Continuous Descent Operations (also known as Continuous Descent Approach, CDA) designates a flight procedure, during which the aircraft descends with its engines set to minimal power (ideally, they should be idling), thus avoiding, in as far as possible, any horizontal flight phases. As a result, fuel is saved and the emissions of CO2 are reduced. In some areas, the noise can also be reduced, if required. For Munich passenger airport, the application of this flight procedure has been announced.
The Airbus A320neo, currently the most efficient and quietest short- and medium-haul aircraft also serves Munich Airport. It features the latest generation of engines, reducing fuel consumption by 15 percent, and therefore also reduces both carbon dioxide emissions and noise levels. The Airbus A350-900 is one of the most modern and environmentally-friendly long-haul aircraft in the world. Compared to its predecessor, the A340, it creates significantly lower noise levels: up to 7 dB(A) less on start-up and up to 3 dB(A) less on landing. In contrast to an A340, the A350-900’s noise contour is around 40 to 50 percent smaller and its noise level does not exceed 85 dB(A) outside the airport premises. This results in lower aircraft noise pollution in the airport region. Thanks to its cutting-edge engines and special design, the A350-900 consumes 50 percent less kerosene overall and thus emits 50 percent less CO2. Lufthansa bases fifteen long-haul aircraft of type A350-900 at its Munich hub.
Munich Airport can influence the type of aircraft used by ensuring its landing charges depend on noise levels. Airlines using quiet aircraft benefit from a charges system based on a broad sliding scale. Noise-based take-off and landing charges may be as much as eight times higher for a loud aircraft type than a quiet one.

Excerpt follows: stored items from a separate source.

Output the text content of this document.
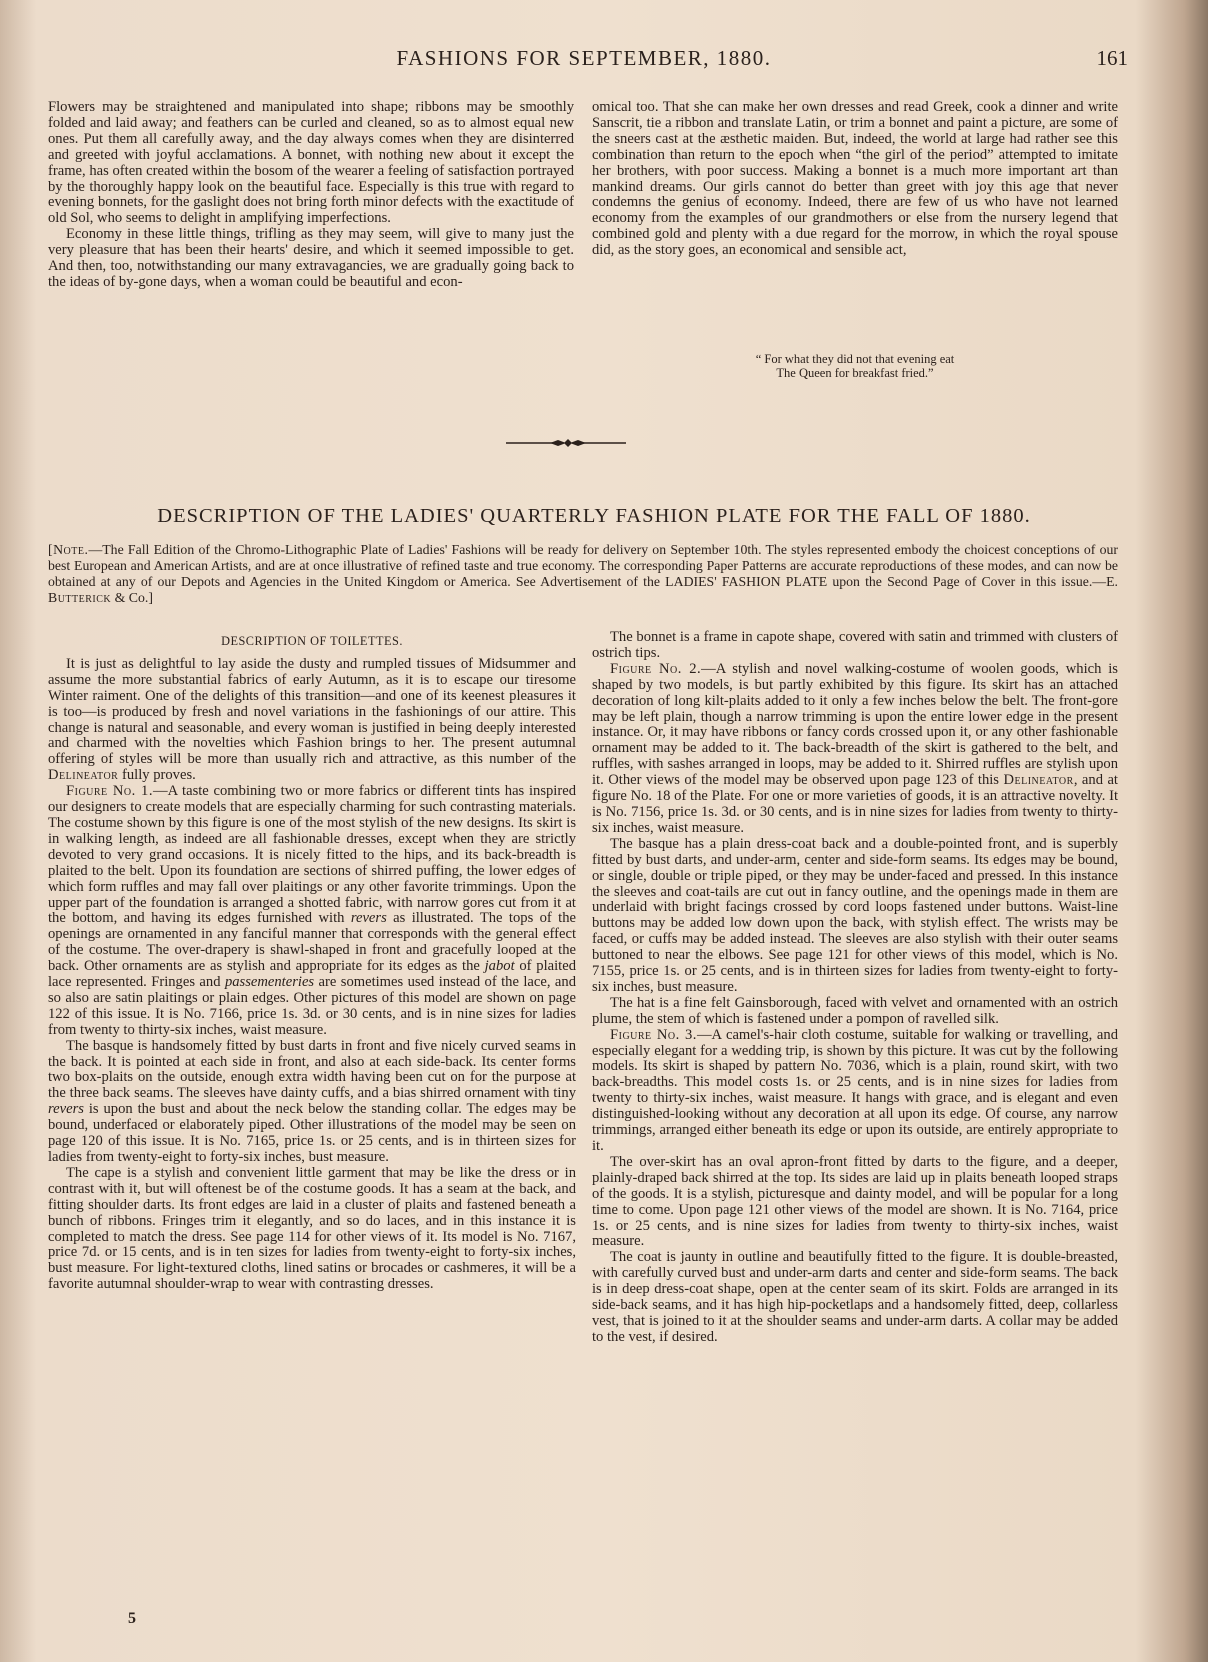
FASHIONS FOR SEPTEMBER, 1880.	161

Flowers may be straightened and manipulated into shape; ribbons may be smoothly folded and laid away; and feathers can be curled and cleaned, so as to almost equal new ones. Put them all carefully away, and the day always comes when they are disinterred and greeted with joyful acclamations. A bonnet, with nothing new about it except the frame, has often created within the bosom of the wearer a feeling of satisfaction portrayed by the thoroughly happy look on the beautiful face. Especially is this true with regard to evening bonnets, for the gaslight does not bring forth minor defects with the exactitude of old Sol, who seems to delight in amplifying imperfections.

Economy in these little things, trifling as they may seem, will give to many just the very pleasure that has been their hearts' desire, and which it seemed impossible to get. And then, too, notwithstanding our many extravagancies, we are gradually going back to the ideas of by-gone days, when a woman could be beautiful and econ-

omical too. That she can make her own dresses and read Greek, cook a dinner and write Sanscrit, tie a ribbon and translate Latin, or trim a bonnet and paint a picture, are some of the sneers cast at the æsthetic maiden. But, indeed, the world at large had rather see this combination than return to the epoch when “the girl of the period” attempted to imitate her brothers, with poor success. Making a bonnet is a much more important art than mankind dreams. Our girls cannot do better than greet with joy this age that never condemns the genius of economy. Indeed, there are few of us who have not learned economy from the examples of our grandmothers or else from the nursery legend that combined gold and plenty with a due regard for the morrow, in which the royal spouse did, as the story goes, an economical and sensible act,

“ For what they did not that evening eat
The Queen for breakfast fried.”
DESCRIPTION OF THE LADIES' QUARTERLY FASHION PLATE FOR THE FALL OF 1880.
[Note.—The Fall Edition of the Chromo-Lithographic Plate of Ladies' Fashions will be ready for delivery on September 10th. The styles represented embody the choicest conceptions of our best European and American Artists, and are at once illustrative of refined taste and true economy. The corresponding Paper Patterns are accurate reproductions of these modes, and can now be obtained at any of our Depots and Agencies in the United Kingdom or America. See Advertisement of the LADIES' FASHION PLATE upon the Second Page of Cover in this issue.—E. Butterick & Co.]
DESCRIPTION OF TOILETTES.

It is just as delightful to lay aside the dusty and rumpled tissues of Midsummer and assume the more substantial fabrics of early Autumn, as it is to escape our tiresome Winter raiment. One of the delights of this transition—and one of its keenest pleasures it is too—is produced by fresh and novel variations in the fashionings of our attire. This change is natural and seasonable, and every woman is justified in being deeply interested and charmed with the novelties which Fashion brings to her. The present autumnal offering of styles will be more than usually rich and attractive, as this number of the Delineator fully proves.

Figure No. 1.—A taste combining two or more fabrics or different tints has inspired our designers to create models that are especially charming for such contrasting materials. The costume shown by this figure is one of the most stylish of the new designs. Its skirt is in walking length, as indeed are all fashionable dresses, except when they are strictly devoted to very grand occasions. It is nicely fitted to the hips, and its back-breadth is plaited to the belt. Upon its foundation are sections of shirred puffing, the lower edges of which form ruffles and may fall over plaitings or any other favorite trimmings. Upon the upper part of the foundation is arranged a shotted fabric, with narrow gores cut from it at the bottom, and having its edges furnished with revers as illustrated. The tops of the openings are ornamented in any fanciful manner that corresponds with the general effect of the costume. The over-drapery is shawl-shaped in front and gracefully looped at the back. Other ornaments are as stylish and appropriate for its edges as the jabot of plaited lace represented. Fringes and passementeries are sometimes used instead of the lace, and so also are satin plaitings or plain edges. Other pictures of this model are shown on page 122 of this issue. It is No. 7166, price 1s. 3d. or 30 cents, and is in nine sizes for ladies from twenty to thirty-six inches, waist measure.

The basque is handsomely fitted by bust darts in front and five nicely curved seams in the back. It is pointed at each side in front, and also at each side-back. Its center forms two box-plaits on the outside, enough extra width having been cut on for the purpose at the three back seams. The sleeves have dainty cuffs, and a bias shirred ornament with tiny revers is upon the bust and about the neck below the standing collar. The edges may be bound, underfaced or elaborately piped. Other illustrations of the model may be seen on page 120 of this issue. It is No. 7165, price 1s. or 25 cents, and is in thirteen sizes for ladies from twenty-eight to forty-six inches, bust measure.

The cape is a stylish and convenient little garment that may be like the dress or in contrast with it, but will oftenest be of the costume goods. It has a seam at the back, and fitting shoulder darts. Its front edges are laid in a cluster of plaits and fastened beneath a bunch of ribbons. Fringes trim it elegantly, and so do laces, and in this instance it is completed to match the dress. See page 114 for other views of it. Its model is No. 7167, price 7d. or 15 cents, and is in ten sizes for ladies from twenty-eight to forty-six inches, bust measure. For light-textured cloths, lined satins or brocades or cashmeres, it will be a favorite autumnal shoulder-wrap to wear with contrasting dresses.

The bonnet is a frame in capote shape, covered with satin and trimmed with clusters of ostrich tips.

Figure No. 2.—A stylish and novel walking-costume of woolen goods, which is shaped by two models, is but partly exhibited by this figure. Its skirt has an attached decoration of long kilt-plaits added to it only a few inches below the belt. The front-gore may be left plain, though a narrow trimming is upon the entire lower edge in the present instance. Or, it may have ribbons or fancy cords crossed upon it, or any other fashionable ornament may be added to it. The back-breadth of the skirt is gathered to the belt, and ruffles, with sashes arranged in loops, may be added to it. Shirred ruffles are stylish upon it. Other views of the model may be observed upon page 123 of this Delineator, and at figure No. 18 of the Plate. For one or more varieties of goods, it is an attractive novelty. It is No. 7156, price 1s. 3d. or 30 cents, and is in nine sizes for ladies from twenty to thirty-six inches, waist measure.

The basque has a plain dress-coat back and a double-pointed front, and is superbly fitted by bust darts, and under-arm, center and side-form seams. Its edges may be bound, or single, double or triple piped, or they may be under-faced and pressed. In this instance the sleeves and coat-tails are cut out in fancy outline, and the openings made in them are underlaid with bright facings crossed by cord loops fastened under buttons. Waist-line buttons may be added low down upon the back, with stylish effect. The wrists may be faced, or cuffs may be added instead. The sleeves are also stylish with their outer seams buttoned to near the elbows. See page 121 for other views of this model, which is No. 7155, price 1s. or 25 cents, and is in thirteen sizes for ladies from twenty-eight to forty-six inches, bust measure.

The hat is a fine felt Gainsborough, faced with velvet and ornamented with an ostrich plume, the stem of which is fastened under a pompon of ravelled silk.

Figure No. 3.—A camel's-hair cloth costume, suitable for walking or travelling, and especially elegant for a wedding trip, is shown by this picture. It was cut by the following models. Its skirt is shaped by pattern No. 7036, which is a plain, round skirt, with two back-breadths. This model costs 1s. or 25 cents, and is in nine sizes for ladies from twenty to thirty-six inches, waist measure. It hangs with grace, and is elegant and even distinguished-looking without any decoration at all upon its edge. Of course, any narrow trimmings, arranged either beneath its edge or upon its outside, are entirely appropriate to it.

The over-skirt has an oval apron-front fitted by darts to the figure, and a deeper, plainly-draped back shirred at the top. Its sides are laid up in plaits beneath looped straps of the goods. It is a stylish, picturesque and dainty model, and will be popular for a long time to come. Upon page 121 other views of the model are shown. It is No. 7164, price 1s. or 25 cents, and is nine sizes for ladies from twenty to thirty-six inches, waist measure.

The coat is jaunty in outline and beautifully fitted to the figure. It is double-breasted, with carefully curved bust and under-arm darts and center and side-form seams. The back is in deep dress-coat shape, open at the center seam of its skirt. Folds are arranged in its side-back seams, and it has high hip-pocketlaps and a handsomely fitted, deep, collarless vest, that is joined to it at the shoulder seams and under-arm darts. A collar may be added to the vest, if desired.

5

Using 16 fixed measurement points, FMG continuously monitors aircraft noise within a radius of about 20 kilometers around Munich Airport. It also performs mobile measurements as a voluntary service for municipalities that are not covered in the stationary measurement network. In 2018, eight mobile aircraft noise measuring systems recorded values on a total of 306 days, including – for the first time – in Berg, Kranzberg and Ast, Tiefenbach. Mobile measurements have already been performed on multiple occasions in Velden, Krüglau, Wurmsham, Sünzhausen, Zieglberg, and Rudelzhofen. There are plans in place to procure new mobile measurement stations in the future, which will be equipped to take their power supply from environmentally friendly solar panels.
Current aircraft movements can be retrieved via the FMG website with just a few minutes of a delay. Aircraft type, airline, starting point or destination, elevation, speed, as well as the angle of ascent or descent are displayed there. A mark can be placed at any point on the map in order to see the elevation at which an aircraft passes over or what its lateral distance to the arrival or departure baseline is. The data from the aircraft noise measuring stations is also available at the click of a mouse.